Musicologist, pianist and novelist Harrison Gradwell Slater thinks so. In fact, he's integrated music into the text of his new novel, "Nocturne." The romantic thriller comes with a CD of Chopin favorites performed by the author, to be played at specific points in the book.
Slater says playing Chopin is one of the greatest joys in his life. "Chopin's music touches me with its incredible nostalgia. It immediately brings us into a world of passion, and of great sensitivity."
"Nocturne" is Slater's second book and he wanted to experiment with giving his readers a chance to hear Chopin's music as part of the story, from beginning to end.
Slater's protagonist, Artemisia, is a photographer who travels from New York to Paris to photograph the places that were part of Chopin's life for a magazine story. The assignment comes just as she ends her relationship with her fiancé, Clifton, who has proven to be unstable and violent. While in Paris, she meets Matthew, a Chopin expert who will write the story that accompanies her photographs. As their relationship grows, Clifton appears in Paris and begins to stalk Artemisia.
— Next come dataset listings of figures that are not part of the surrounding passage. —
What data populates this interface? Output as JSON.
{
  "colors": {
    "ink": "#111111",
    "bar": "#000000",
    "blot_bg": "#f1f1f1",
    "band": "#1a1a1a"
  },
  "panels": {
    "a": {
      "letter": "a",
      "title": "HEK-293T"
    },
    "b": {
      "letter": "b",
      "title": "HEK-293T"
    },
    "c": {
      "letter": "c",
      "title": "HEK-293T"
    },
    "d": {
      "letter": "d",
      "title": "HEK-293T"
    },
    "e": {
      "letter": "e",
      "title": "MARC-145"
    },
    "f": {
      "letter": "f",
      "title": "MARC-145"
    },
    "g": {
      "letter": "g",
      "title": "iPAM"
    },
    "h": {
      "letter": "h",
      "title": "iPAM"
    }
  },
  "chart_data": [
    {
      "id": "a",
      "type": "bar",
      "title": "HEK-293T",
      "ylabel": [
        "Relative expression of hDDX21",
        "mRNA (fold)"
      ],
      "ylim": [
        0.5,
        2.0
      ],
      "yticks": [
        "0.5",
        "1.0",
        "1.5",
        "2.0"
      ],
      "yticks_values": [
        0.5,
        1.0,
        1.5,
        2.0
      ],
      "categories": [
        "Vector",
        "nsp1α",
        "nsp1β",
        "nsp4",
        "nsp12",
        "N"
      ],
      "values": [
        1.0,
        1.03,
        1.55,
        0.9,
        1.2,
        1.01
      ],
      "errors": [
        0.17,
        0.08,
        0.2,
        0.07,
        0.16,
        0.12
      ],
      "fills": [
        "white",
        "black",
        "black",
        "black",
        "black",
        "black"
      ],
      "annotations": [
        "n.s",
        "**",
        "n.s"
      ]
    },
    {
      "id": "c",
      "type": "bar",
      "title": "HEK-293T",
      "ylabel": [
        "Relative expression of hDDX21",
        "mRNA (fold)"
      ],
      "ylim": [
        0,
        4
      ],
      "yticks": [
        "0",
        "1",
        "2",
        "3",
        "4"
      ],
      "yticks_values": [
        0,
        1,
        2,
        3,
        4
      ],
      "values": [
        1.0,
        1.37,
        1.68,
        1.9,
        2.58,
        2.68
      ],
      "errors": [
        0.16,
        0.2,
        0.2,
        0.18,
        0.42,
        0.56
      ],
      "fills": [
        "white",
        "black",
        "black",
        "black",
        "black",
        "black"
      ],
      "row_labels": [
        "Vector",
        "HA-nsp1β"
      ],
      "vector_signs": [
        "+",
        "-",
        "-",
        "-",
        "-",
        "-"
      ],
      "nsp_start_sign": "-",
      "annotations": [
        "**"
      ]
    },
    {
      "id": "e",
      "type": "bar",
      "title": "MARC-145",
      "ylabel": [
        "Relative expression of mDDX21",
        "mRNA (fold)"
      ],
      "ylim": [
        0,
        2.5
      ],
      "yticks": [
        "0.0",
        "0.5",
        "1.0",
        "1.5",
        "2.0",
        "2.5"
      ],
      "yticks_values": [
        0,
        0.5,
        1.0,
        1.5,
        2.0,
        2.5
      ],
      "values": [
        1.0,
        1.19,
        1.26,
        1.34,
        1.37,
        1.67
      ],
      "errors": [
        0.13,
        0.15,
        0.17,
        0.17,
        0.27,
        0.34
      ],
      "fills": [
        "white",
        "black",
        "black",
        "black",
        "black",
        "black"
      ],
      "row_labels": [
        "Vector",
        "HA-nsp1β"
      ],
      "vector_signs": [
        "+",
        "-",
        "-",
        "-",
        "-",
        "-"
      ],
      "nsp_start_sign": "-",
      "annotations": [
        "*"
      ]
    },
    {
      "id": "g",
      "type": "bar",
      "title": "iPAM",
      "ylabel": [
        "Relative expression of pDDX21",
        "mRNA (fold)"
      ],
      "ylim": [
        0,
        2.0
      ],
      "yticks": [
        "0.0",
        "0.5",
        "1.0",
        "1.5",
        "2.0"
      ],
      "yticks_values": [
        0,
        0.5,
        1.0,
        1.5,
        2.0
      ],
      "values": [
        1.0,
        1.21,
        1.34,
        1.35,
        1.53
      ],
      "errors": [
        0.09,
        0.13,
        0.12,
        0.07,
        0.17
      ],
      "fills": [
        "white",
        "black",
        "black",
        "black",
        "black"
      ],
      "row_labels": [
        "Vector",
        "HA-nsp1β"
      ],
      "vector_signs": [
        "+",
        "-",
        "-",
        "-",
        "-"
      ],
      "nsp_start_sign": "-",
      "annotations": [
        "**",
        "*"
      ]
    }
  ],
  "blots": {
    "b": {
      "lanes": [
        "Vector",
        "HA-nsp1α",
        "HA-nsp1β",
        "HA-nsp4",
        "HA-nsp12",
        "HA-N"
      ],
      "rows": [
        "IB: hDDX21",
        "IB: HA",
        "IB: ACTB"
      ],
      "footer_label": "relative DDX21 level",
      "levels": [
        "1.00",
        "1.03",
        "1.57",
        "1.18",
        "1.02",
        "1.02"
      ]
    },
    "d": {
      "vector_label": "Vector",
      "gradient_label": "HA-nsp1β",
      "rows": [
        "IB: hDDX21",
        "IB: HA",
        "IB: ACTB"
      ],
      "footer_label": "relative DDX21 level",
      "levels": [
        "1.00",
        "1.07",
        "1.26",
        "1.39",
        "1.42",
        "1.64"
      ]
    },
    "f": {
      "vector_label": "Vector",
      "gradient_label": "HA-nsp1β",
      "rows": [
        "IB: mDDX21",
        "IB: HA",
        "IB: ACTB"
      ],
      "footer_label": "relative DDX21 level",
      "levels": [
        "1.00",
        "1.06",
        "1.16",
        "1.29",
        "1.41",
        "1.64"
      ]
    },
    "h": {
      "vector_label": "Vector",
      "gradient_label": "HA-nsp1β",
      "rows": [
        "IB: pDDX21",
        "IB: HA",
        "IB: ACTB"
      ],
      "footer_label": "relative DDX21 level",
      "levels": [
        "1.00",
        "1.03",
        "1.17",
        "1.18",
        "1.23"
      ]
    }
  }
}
Slater uses Chopin's "Prelude in E Flat Minor," to convey Clifton's disturbed state of mind and provides a leitmotif for his character.
The author says Chopin's music enhances the text in other ways. When an old diary revealing much of Chopin's past is discovered, Matthew and Artemisia travel to Warsaw to determine the document's authenticity. That's when Slater inserts a sentence into the text, suggesting his readers play track 11 on the CD - Chopin's "Mazurka in C Sharp Minor" - in which the composer uses Polish folk rhythms and modes.
Slater says it wasn't just Chopin's music that inspired his novel, it was the composer's life as well.
"There are many parallels between what goes on with this young couple - Artemisia being followed by her obsessed boyfriend who has turned into a killer - and what happened in the life of Chopin and his mistress George Sand, who was the famous novelist of the 19th century," he says. "For example, George Sand had to break up with her boyfriend. He didn't take it very well. That was when she had met Chopin and decided to live with Chopin. So he showed up one night and, if she hadn't run, he might have taken her life."
"Nocturne" is only one part of Slater's celebration of Chopin in the bicentennial year of the composer's birth. He is also artistic director of an international Chopin piano competition coming to his city of Boston in May.
Slater hopes providing a CD along with the book will give Chopin's admirers a chance to enjoy his music in a different setting while also introducing the great composer to a new generation.